It was the Whispers That Killed Me occurs in a universe which relates with the foreign only through an image politics. Arthur Tuoto’s new feature film narrates the story of an actress (Ingrid Savoy) who is on the verge of debuting on a reality show amidst a social turmoil caused by anarchist groups and her own fans. It is set in one location only: the hotel, unnamed and transitory, where the main character spends her time with her therapist (Carla Rodrigues) and her director (Otavio Linhares). The film lives between this interior space we never leave and an aggressive exterior that seems to choke characters.
This coldly clinical approach can already be seen in Tuoto’s performances: his actors interpret their texts in an almost minimalistic fashion that sometimes reminds us of French filmmaker Robert Bresson’s style, when he has his actors recite dialogue as directly as possible without trying to add any emotion to it, simply letting its rhythms flow through them like during oral recitation. This goes along with a stage construction intentionally theatricalized, where actors’ movements are constantly marked within their restricted spaces of movement.

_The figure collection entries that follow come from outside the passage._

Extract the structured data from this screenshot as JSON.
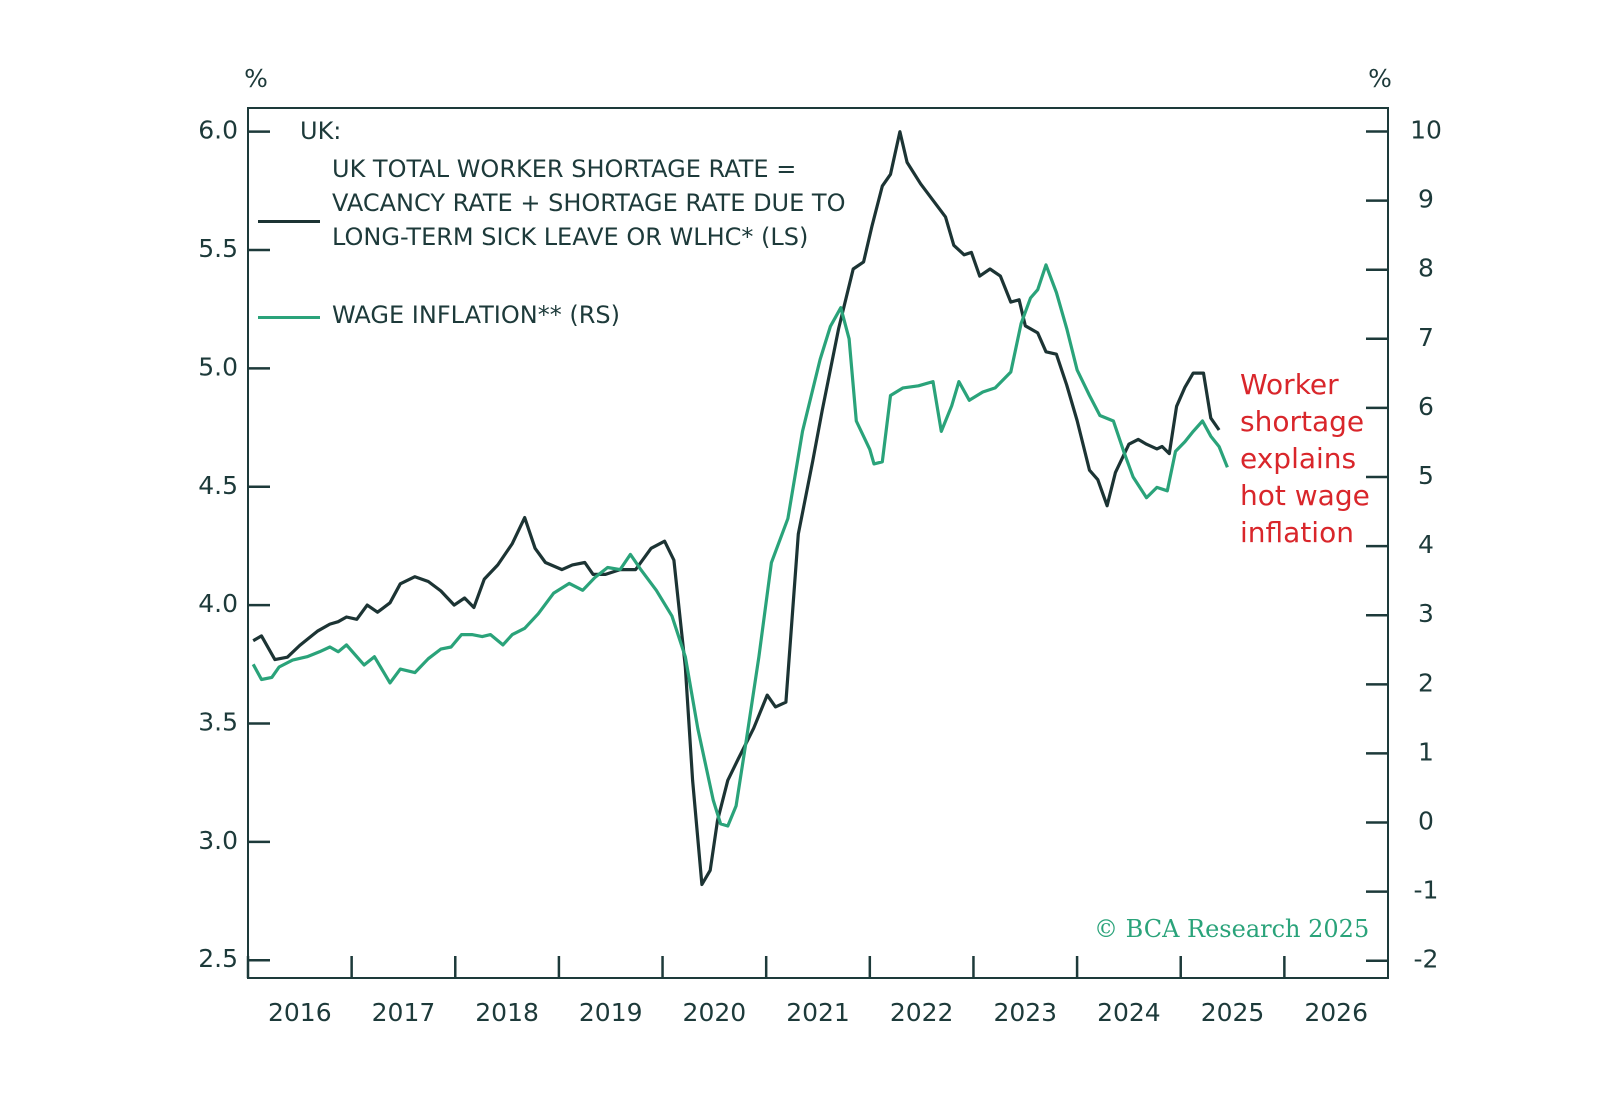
{
  "chart_data": {
    "type": "line",
    "ylabel": "%",
    "y2label": "%",
    "legend_title": "UK:",
    "annotation": "Worker shortage explains hot wage inflation",
    "source": "© BCA Research 2025",
    "xlim": [
      2016,
      2027
    ],
    "xticks": [
      2016,
      2017,
      2018,
      2019,
      2020,
      2021,
      2022,
      2023,
      2024,
      2025,
      2026
    ],
    "ylim": [
      2.425,
      6.1
    ],
    "yticks": [
      {
        "value": 6,
        "label": "6.0"
      },
      5.5,
      {
        "value": 5,
        "label": "5.0"
      },
      4.5,
      {
        "value": 4,
        "label": "4.0"
      },
      3.5,
      {
        "value": 3,
        "label": "3.0"
      },
      2.5
    ],
    "y2lim": [
      -2.25,
      10.34
    ],
    "y2ticks": [
      10,
      9,
      8,
      7,
      6,
      5,
      4,
      3,
      2,
      1,
      0,
      -1,
      -2
    ],
    "series": [
      {
        "name": "UK TOTAL WORKER SHORTAGE RATE = VACANCY RATE + SHORTAGE RATE DUE TO LONG-TERM SICK LEAVE OR WLHC* (LS)",
        "color": "#1c3434",
        "axis": "y",
        "x": [
          2016.05,
          2016.13,
          2016.26,
          2016.38,
          2016.5,
          2016.67,
          2016.79,
          2016.87,
          2016.95,
          2017.05,
          2017.15,
          2017.25,
          2017.37,
          2017.47,
          2017.61,
          2017.74,
          2017.86,
          2017.99,
          2018.09,
          2018.18,
          2018.28,
          2018.41,
          2018.55,
          2018.67,
          2018.77,
          2018.87,
          2019.03,
          2019.13,
          2019.25,
          2019.33,
          2019.45,
          2019.59,
          2019.74,
          2019.89,
          2020.02,
          2020.11,
          2020.22,
          2020.29,
          2020.38,
          2020.46,
          2020.53,
          2020.63,
          2020.73,
          2020.88,
          2021.01,
          2021.09,
          2021.19,
          2021.31,
          2021.45,
          2021.54,
          2021.7,
          2021.84,
          2021.94,
          2022.02,
          2022.12,
          2022.2,
          2022.29,
          2022.36,
          2022.49,
          2022.61,
          2022.73,
          2022.81,
          2022.91,
          2022.98,
          2023.06,
          2023.16,
          2023.26,
          2023.36,
          2023.44,
          2023.5,
          2023.62,
          2023.7,
          2023.8,
          2023.9,
          2024.0,
          2024.12,
          2024.2,
          2024.29,
          2024.37,
          2024.5,
          2024.59,
          2024.67,
          2024.77,
          2024.82,
          2024.89,
          2024.96,
          2025.04,
          2025.12,
          2025.22,
          2025.29,
          2025.37
        ],
        "values": [
          3.85,
          3.87,
          3.77,
          3.78,
          3.83,
          3.89,
          3.92,
          3.93,
          3.95,
          3.94,
          4.0,
          3.97,
          4.01,
          4.09,
          4.12,
          4.1,
          4.06,
          4.0,
          4.03,
          3.99,
          4.11,
          4.17,
          4.26,
          4.37,
          4.24,
          4.18,
          4.15,
          4.17,
          4.18,
          4.13,
          4.13,
          4.15,
          4.15,
          4.24,
          4.27,
          4.19,
          3.74,
          3.26,
          2.82,
          2.88,
          3.09,
          3.26,
          3.35,
          3.48,
          3.62,
          3.57,
          3.59,
          4.3,
          4.61,
          4.82,
          5.17,
          5.42,
          5.45,
          5.6,
          5.77,
          5.82,
          6.0,
          5.87,
          5.78,
          5.71,
          5.64,
          5.52,
          5.48,
          5.49,
          5.39,
          5.42,
          5.39,
          5.28,
          5.29,
          5.18,
          5.15,
          5.07,
          5.06,
          4.93,
          4.78,
          4.57,
          4.53,
          4.42,
          4.56,
          4.68,
          4.7,
          4.68,
          4.66,
          4.67,
          4.64,
          4.84,
          4.92,
          4.98,
          4.98,
          4.79,
          4.74
        ]
      },
      {
        "name": "WAGE INFLATION** (RS)",
        "color": "#2aa37a",
        "axis": "y2",
        "x": [
          2016.05,
          2016.13,
          2016.23,
          2016.3,
          2016.43,
          2016.57,
          2016.69,
          2016.79,
          2016.87,
          2016.95,
          2017.05,
          2017.12,
          2017.22,
          2017.37,
          2017.47,
          2017.61,
          2017.74,
          2017.86,
          2017.96,
          2018.06,
          2018.16,
          2018.26,
          2018.34,
          2018.46,
          2018.55,
          2018.67,
          2018.8,
          2018.95,
          2019.1,
          2019.23,
          2019.35,
          2019.47,
          2019.59,
          2019.69,
          2019.79,
          2019.94,
          2020.09,
          2020.22,
          2020.34,
          2020.49,
          2020.56,
          2020.63,
          2020.71,
          2020.81,
          2020.93,
          2021.05,
          2021.21,
          2021.35,
          2021.52,
          2021.62,
          2021.72,
          2021.8,
          2021.87,
          2022.0,
          2022.04,
          2022.12,
          2022.2,
          2022.32,
          2022.47,
          2022.61,
          2022.69,
          2022.79,
          2022.86,
          2022.96,
          2023.09,
          2023.21,
          2023.36,
          2023.46,
          2023.55,
          2023.62,
          2023.7,
          2023.8,
          2023.9,
          2024.0,
          2024.12,
          2024.22,
          2024.35,
          2024.45,
          2024.54,
          2024.67,
          2024.77,
          2024.87,
          2024.95,
          2025.04,
          2025.12,
          2025.21,
          2025.29,
          2025.37,
          2025.45
        ],
        "values": [
          2.29,
          2.07,
          2.1,
          2.25,
          2.35,
          2.4,
          2.47,
          2.54,
          2.47,
          2.57,
          2.4,
          2.28,
          2.4,
          2.02,
          2.22,
          2.17,
          2.37,
          2.51,
          2.54,
          2.72,
          2.72,
          2.69,
          2.72,
          2.57,
          2.72,
          2.81,
          3.02,
          3.32,
          3.46,
          3.36,
          3.55,
          3.69,
          3.66,
          3.88,
          3.66,
          3.36,
          2.99,
          2.4,
          1.36,
          0.32,
          -0.02,
          -0.05,
          0.24,
          1.21,
          2.4,
          3.76,
          4.4,
          5.66,
          6.7,
          7.18,
          7.45,
          7.0,
          5.81,
          5.4,
          5.19,
          5.22,
          6.18,
          6.29,
          6.32,
          6.38,
          5.66,
          6.03,
          6.38,
          6.11,
          6.23,
          6.29,
          6.52,
          7.22,
          7.59,
          7.71,
          8.07,
          7.67,
          7.15,
          6.55,
          6.18,
          5.89,
          5.81,
          5.37,
          5.0,
          4.7,
          4.85,
          4.8,
          5.37,
          5.51,
          5.66,
          5.81,
          5.59,
          5.44,
          5.14
        ]
      }
    ]
  }
}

The central question asked is how to survive in a world whose last political form is making images; artificial iconography, that is, and this takes the shape of Ingrid Savoy as an actress who exists necessarily as an object for contemplation a light capable of attracting both paparazzi flashes and anarchist organizations’ rage. And performance seems important because performance becomes a tool for self-narratives modulation under power here since acting, in this case, capitalism as process where all relations with outside are constructed through imaginary iconographic commodities
David Cronenberg’s Cosmopolis (2012) could be remembered when it comes to this film’s clear-eyed cynicism towards the rot of that world; both are set in a world in crisis perceived through a place of privilege: Tuoto’s through an exclusive hotel, Cronenberg’s through the limousine. But it is here that Whispers That Killed Me shows its biggest weakness: if Cronenberg is a filmmaker who believes in things having substance, whether they be bodies or objects, then Tuto fails to create any visual logic that does justice to the intellectual concept of his text.
The problem lies with mise-en-scène itself being very weak; there is no sensuality or powerful physicality among these ruins as we find in some of Cronenbergs best works. The direction lacks any kind of visual dynamism which would have made us enter into this universe sensorially and it seems like there was not enough work put into creating frames and shots so that they end up looking like they could belong to any other movie ever made giving them an icy senselessness instead.
It is at least ironic that a film such as this one about the power images can have over entire masses should care so little for its own imagery. Most of the development takes place in shots and reverse shots which do not give that space, nor depth required for viewer to almost inhabit universe (as with Cronenberg but also say directors working with language based on near theatrical purification like filmmakers Straub Huillet). Instead we get only lukewarm pictures, almost composed in an amateurish and quick way, without necessary attention paid to their potential power.
However even though failing at these basics there still remains something extremely interesting which must be noted about film; especially within context Tiradentes exhibition: it’s hard liking this movie. In each character from Tuoto’s universe there is an underlying cynicism looking only for means to modulate power within image hierarchy, and destruction of environment always seen as opportunity for exploitation chance climb social ladder through vast cultural vacuum.
And in our world where images constantly inhabit imagination and relationship with external reality, such work manages poke an open sore quite effectively. It’s like intellectual text acting a kind manifesto but failing as cinema unfortunately.